The setting for last night’s presidential debate was wrong. Donald Trump and Joe Biden should not have been standing at lecterns in a sterile auditorium. They should have been seated on stools at a bar. The moderator should have been serving them each a mug of beer every thirty minutes. The conversation, rhetoric, and debate would have sounded much the same, but the setting would have been more natural—two elderly white men discussing politics, sharing their opinions and perceptions, interrupting each other—a classic American scene.

President Trump was able to use the debate to make a few statements that have been ignored and unheard over the last several weeks. He was finally permitted to explain to the American people the distinction between solicited absentee ballots cast by mail and unsolicited ballots mailed out by the thousands. He had the chance to point out that worldwide figures for COVID cases and deaths are probably not reported equally—that many more cases may exist in China, Russia, and India than have been reported. He also indicated that the harm caused by the economic shut-down—as measured in drug and alcohol abuse, divorce, suicide, and depression—offsets the lives that may have been saved through the shut-down.

At the same time, Candidate Biden was able to appeal directly to the American people, repeatedly begging them to participate in the election. This reflects the concern of Biden and his supporters that Trump is more effective in motivating people to vote, while many of those who prefer Biden to Trump might not have the zeal to cast their ballots in this election. For that reason, Biden several times looked straight into the camera and addressed the voters at home, calling upon them to be sure to vote.

Some questions went unanswered. Did Donald Trump enter office following the slowest economic recovery since 1929 and turn the country around so that (before the COVID shutdown) it had its strongest economy ever? Or did the Obama administration begin an economic upturn that continued into the Trump years but was ultimately bungled by the Trump administration?

I found the segment on climate change particularly interesting.
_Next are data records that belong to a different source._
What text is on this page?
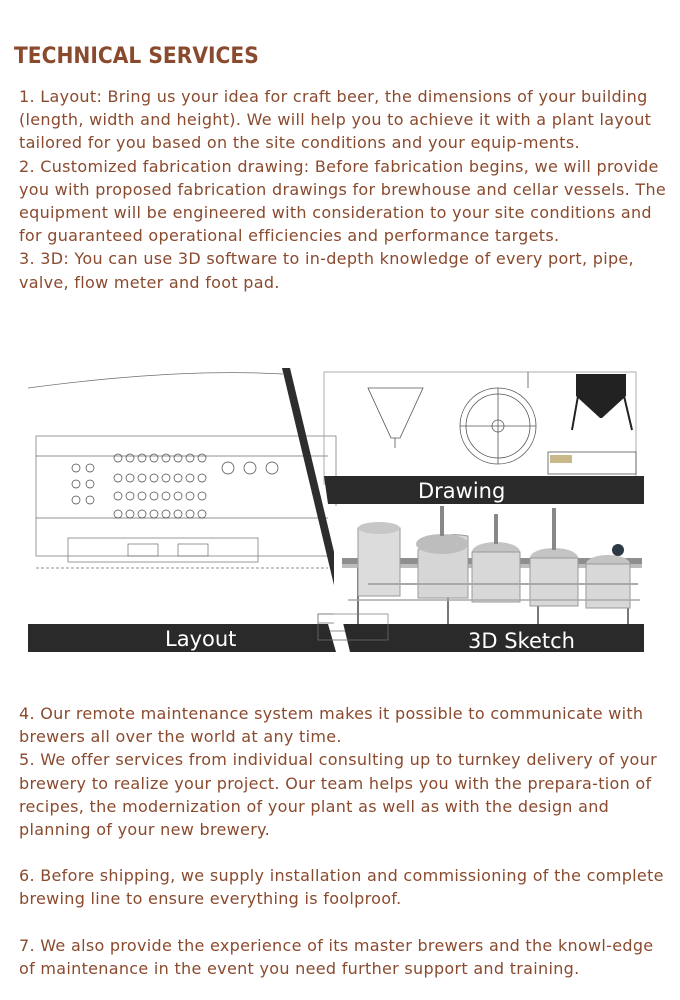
TECHNICAL SERVICES

1. Layout: Bring us your idea for craft beer, the dimensions of your building (length, width and height). We will help you to achieve it with a plant layout tailored for you based on the site conditions and your equip-ments.

2. Customized fabrication drawing: Before fabrication begins, we will provide you with proposed fabrication drawings for brewhouse and cellar vessels. The equipment will be engineered with consideration to your site conditions and for guaranteed operational efficiencies and performance targets.

3. 3D: You can use 3D software to in-depth knowledge of every port, pipe, valve, flow meter and foot pad.

Drawing
Layout	3D Sketch

4. Our remote maintenance system makes it possible to communicate with brewers all over the world at any time.

5. We offer services from individual consulting up to turnkey delivery of your brewery to realize your project. Our team helps you with the prepara-tion of recipes, the modernization of your plant as well as with the design and planning of your new brewery.

6. Before shipping, we supply installation and commissioning of the complete brewing line to ensure everything is foolproof.

7. We also provide the experience of its master brewers and the knowl-edge of maintenance in the event you need further support and training.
President Trump blamed the fires in California on poor forest management and refused to address the matter of climate change causing or worsening fires. Candidate Biden insisted that building new factories with lower carbon emissions would result in fewer storms and floods, ultimately saving money. In these examples, I believe that Trump’s statements were more scientifically valid than Biden’s statements.

If the format of the debates will continue to include two uninterrupted minutes from each candidate, followed by conversation, then the moderator ought to have a cut-off switch for both microphones to enforce that two-minute rule. Donald Trump and Joe Biden will continue to pepper each other with “that’s not true” and other exclamations; neither of them is going to change style at this point in the campaign. Enforcing the two-minute rule with muted microphones, applied equally to both candidates, might benefit the production.

On the other hand, serving beer and putting the candidates on barstools would also help define the nature of these presidential debates. J.